If you need to work with legal documents
I was pleasantly surprised by the quality of work with legal documents via BotHub. If you choose Claude 3 Opus, set up “Legal Analysis” in the ready-made roles and make a request, attaching the contract, then the output will be a high-quality review.
If you need a translation of the text
Translation by Claude 3 Opus is comparable to DeepL. The artistic quality of the text is well preserved. If you need an inexpensive option, then Claude 3 Haiku will do.
If you need storytelling (fiction) or roleplay (fictional character)

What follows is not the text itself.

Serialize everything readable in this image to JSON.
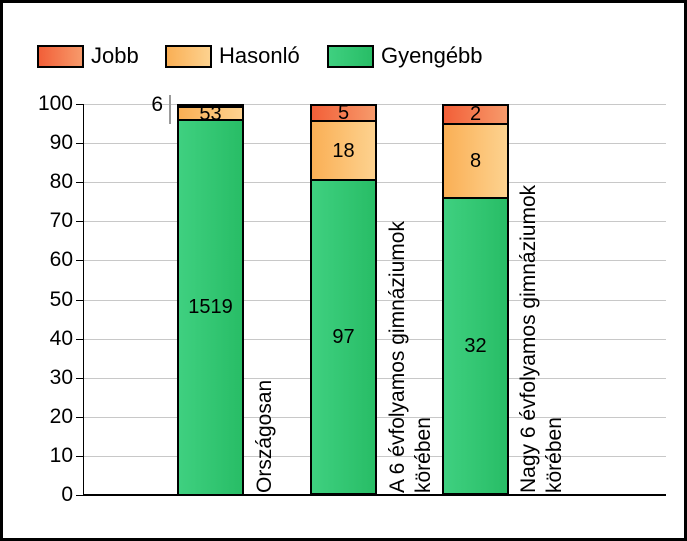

If you roleplay with ChatGPT, the answers are more “mechanical”. Claude is more suitable for this, especially considering that it works well with fiction texts. In addition, the context of 200K plays a role, so even if the dialogue turns out to be long, the model remembers what was discussed at the very beginning.
If on promt, the neural network constantly gives out “I am a language model and I can’t help with this”, then it makes sense to work with open source models. Although they are trained in English, the quality is not bad, but it can be uncomfortable.
If you need Programming
If you use ChatGPT to write code, you will have to manually correct minor errors. It is better to work with GPT-4-Turbo, especially if you correctly compose the prompt with the task. It will cope with large code. In this question, you will have to experiment with Claude 3.
What’s next
Firstly, OpenAI clearly cannot accept the fact that Anthropic is ahead in terms of performance with its Claude 3 Opus. Neural networks are developing rapidly, this is the third qualitative leap in a year: GPT 3.5 – GPT 4 – Claude 3. The LLM community expects GPT-5, which will compensate for the lag or, at least, will be no worse.
Secondly, the cost of unique content is rapidly decreasing, and it is not yet entirely clear how search engines and users will react to this. Most likely, behavioral factors will be taken into account. The main task for the next year will be to develop a model of “secondary content value”, i.e. we will have to figure out how to make our content better among generally good generated texts.
In general, it is better to choose models with Russian language, large context and non-mechanical answers. According to Computerra tests, Claude 3 Opus copes better with text generation, working with large files (including legal documents), storytelling and roleplay.